Les discussions au cours de ce séminaire de lecture ont porté non seulement sur les conditions du succès de cet ouvrage, sur l’étude des ambiguïtés du terme d’Empire et ce qu’il pouvait apporter en terme d’analyse des politiques et des pratiques justifiées par le champ lexical de la nécessité et de la crise, après les attentats du 11 septembre 2001, mais aussi sur le rapport à l’hétérogénéité aux dispositifs transversaux observés dans l’ouvrage, face aux étranges singuliers d’Empire et de la Multitude.

Alors qu’il existe de nombreuses recherches sur les mouvements antiglobalisation en France, il n’y a eu que très peu de théorisation au sens large. Certes, il existe des théorisations sectorisées en terme de sociologie des mouvements transnationaux, ou suivant les écoles des relations internationales, mais toutes sont relativement peu accessibles pour un public plus large. La transdisciplinarité de l’ouvrage est-elle une des conditions du succès ?

Il semblerait en effet que l’un des succès du livre soit cette ambition déclarée d’écrire un nouveau manifeste où la mondialisation ne serait ni une continuation de l’impérialisme, ni le tout au marché, mais une nouvelle souveraineté politique renvoyant à une nouvelle forme de résistance politique. Empire, n’adopte pas un point de vue dialectique. Il s’agirait plus d’un livre « patchwork » que l’on pourrait lire dans tous les sens et dont la grande nouveauté serait de mettre ensemble différents concepts afin de repenser l’histoire du capitalisme, l’effet des métamorphoses du Capital, passant de la forme concentrée de la grande industrie à une organisation plus diffuse en réseaux fluides et délocalisés : Empire comme une synthèse hétéroclite de la philosophie française post-structuraliste et une certaine synthèse d’un marxisme revisité.

Ceci étant dit, il existe une série d’ambiguïtés dans le concept et l’emploi du terme d’Empire relevées au cours de ce séminaire de lecture. Le terme d’Empire est devenu récurrent dans les discours politiques militants après les attentats du 11 septembre 2001, et nombreux sont ceux qui font référence, de manière spontanée, à l’ouvrage de Michael Hardt et Toni Negri pour parler de l’Empire américain.
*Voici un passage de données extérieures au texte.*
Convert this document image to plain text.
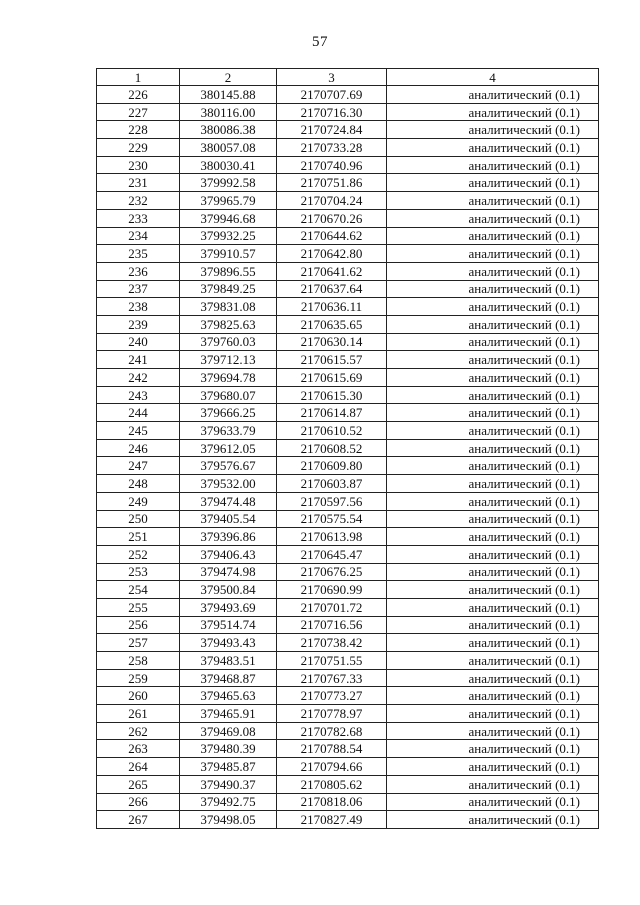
57
1	2	3	4
226	380145.88	2170707.69	аналитический (0.1)
227	380116.00	2170716.30	аналитический (0.1)
228	380086.38	2170724.84	аналитический (0.1)
229	380057.08	2170733.28	аналитический (0.1)
230	380030.41	2170740.96	аналитический (0.1)
231	379992.58	2170751.86	аналитический (0.1)
232	379965.79	2170704.24	аналитический (0.1)
233	379946.68	2170670.26	аналитический (0.1)
234	379932.25	2170644.62	аналитический (0.1)
235	379910.57	2170642.80	аналитический (0.1)
236	379896.55	2170641.62	аналитический (0.1)
237	379849.25	2170637.64	аналитический (0.1)
238	379831.08	2170636.11	аналитический (0.1)
239	379825.63	2170635.65	аналитический (0.1)
240	379760.03	2170630.14	аналитический (0.1)
241	379712.13	2170615.57	аналитический (0.1)
242	379694.78	2170615.69	аналитический (0.1)
243	379680.07	2170615.30	аналитический (0.1)
244	379666.25	2170614.87	аналитический (0.1)
245	379633.79	2170610.52	аналитический (0.1)
246	379612.05	2170608.52	аналитический (0.1)
247	379576.67	2170609.80	аналитический (0.1)
248	379532.00	2170603.87	аналитический (0.1)
249	379474.48	2170597.56	аналитический (0.1)
250	379405.54	2170575.54	аналитический (0.1)
251	379396.86	2170613.98	аналитический (0.1)
252	379406.43	2170645.47	аналитический (0.1)
253	379474.98	2170676.25	аналитический (0.1)
254	379500.84	2170690.99	аналитический (0.1)
255	379493.69	2170701.72	аналитический (0.1)
256	379514.74	2170716.56	аналитический (0.1)
257	379493.43	2170738.42	аналитический (0.1)
258	379483.51	2170751.55	аналитический (0.1)
259	379468.87	2170767.33	аналитический (0.1)
260	379465.63	2170773.27	аналитический (0.1)
261	379465.91	2170778.97	аналитический (0.1)
262	379469.08	2170782.68	аналитический (0.1)
263	379480.39	2170788.54	аналитический (0.1)
264	379485.87	2170794.66	аналитический (0.1)
265	379490.37	2170805.62	аналитический (0.1)
266	379492.75	2170818.06	аналитический (0.1)
267	379498.05	2170827.49	аналитический (0.1)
Autant d’emplois répétés du terme qui n’ont que peu de choses en commun avec la vision élaborée par Toni Negri et Michael Hardt dans leur ouvrage.
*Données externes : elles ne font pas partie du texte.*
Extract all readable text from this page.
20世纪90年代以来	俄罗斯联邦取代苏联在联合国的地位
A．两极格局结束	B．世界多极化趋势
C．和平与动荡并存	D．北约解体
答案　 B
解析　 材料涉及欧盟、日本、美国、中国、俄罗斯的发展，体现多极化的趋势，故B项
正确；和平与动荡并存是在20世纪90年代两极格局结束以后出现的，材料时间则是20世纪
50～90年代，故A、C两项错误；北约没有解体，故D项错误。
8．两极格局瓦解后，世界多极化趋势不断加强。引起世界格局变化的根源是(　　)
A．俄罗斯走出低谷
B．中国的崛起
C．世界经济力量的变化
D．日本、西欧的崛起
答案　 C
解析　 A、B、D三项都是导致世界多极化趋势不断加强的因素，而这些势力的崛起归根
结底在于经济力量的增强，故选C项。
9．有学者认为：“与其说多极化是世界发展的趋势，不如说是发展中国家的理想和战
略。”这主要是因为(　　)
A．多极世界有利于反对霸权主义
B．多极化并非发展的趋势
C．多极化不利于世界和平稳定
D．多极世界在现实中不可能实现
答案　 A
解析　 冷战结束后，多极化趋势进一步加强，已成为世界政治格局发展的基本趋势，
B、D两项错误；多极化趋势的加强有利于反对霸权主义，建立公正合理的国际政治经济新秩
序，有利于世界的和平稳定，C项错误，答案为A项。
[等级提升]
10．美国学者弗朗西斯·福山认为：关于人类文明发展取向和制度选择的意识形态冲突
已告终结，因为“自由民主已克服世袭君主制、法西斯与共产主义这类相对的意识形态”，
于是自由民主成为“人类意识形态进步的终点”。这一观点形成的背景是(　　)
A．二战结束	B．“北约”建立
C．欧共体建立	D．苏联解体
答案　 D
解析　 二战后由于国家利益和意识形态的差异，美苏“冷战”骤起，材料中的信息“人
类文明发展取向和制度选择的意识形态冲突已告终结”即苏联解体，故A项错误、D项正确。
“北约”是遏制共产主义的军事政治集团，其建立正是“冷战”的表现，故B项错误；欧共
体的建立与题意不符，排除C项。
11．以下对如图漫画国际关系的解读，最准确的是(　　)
Si Empire il y a, ce n’est pas au sens du modèle impérial classique. De ce point de vue, le mot Empire n’est pas une métonymie pour ses auteurs. Il est un appareil décentralisé et déterritorialisé de gouvernement, qui intègre progressivement l’espace du monde entier à l’intérieur de ses frontières ouvertes et en perpétuelle expansion. L’Empire gère des « identités hybrides, des hiérarchies flexibles et des échanges pluriels en modulant ses réseaux de commandement » [3. Si le concept d’Empire est construit sur le concept de capital de Marx et la description de l’Empire comme une puissance qui renvoie toujours les limites qu’elle s’est construite elle-même, dès lors où sont les processus ? Hardt et Negri ne parlent jamais d’un processus de création et de destruction des frontières, de transformation de la représentation des frontières.

Le problème des frontières chez Hardt et Negri est lié à cette idée suivant laquelle l’économie politique est devenue indiscernable et qu’il n’y a plus de dehors spatial, ni temporel. Autrement dit, qu’il n’y a pas de lieu à l’Empire. Théoriquement, il n’y a plus de dehors spatial et il n’y a pas plus de dehors temporel. Qu’advient-il du rapport politique constitutif dedans/dehors, dans un monde où spatialement il n’y a plus de dehors ? Il n’y a plus de dehors au sens de l’espace mais il y a toujours du dehors au sens des identités. La disqualification de l’adversaire demeure un des ressorts puissants de la légitimité. Mais la représentation de l’Ennemi est de l’ordre de l’insaisissable et du furtif. On nous donne en permanence un théâtre d’ombres où le terroriste comme nouvel ennemi universel doit être marqué. De ce point de vue, il eut été intéressant pour les auteurs de discuter la montée en puissance du « principe de précaution » comme justification d’un élargissement du régime policier de la suspicion [4.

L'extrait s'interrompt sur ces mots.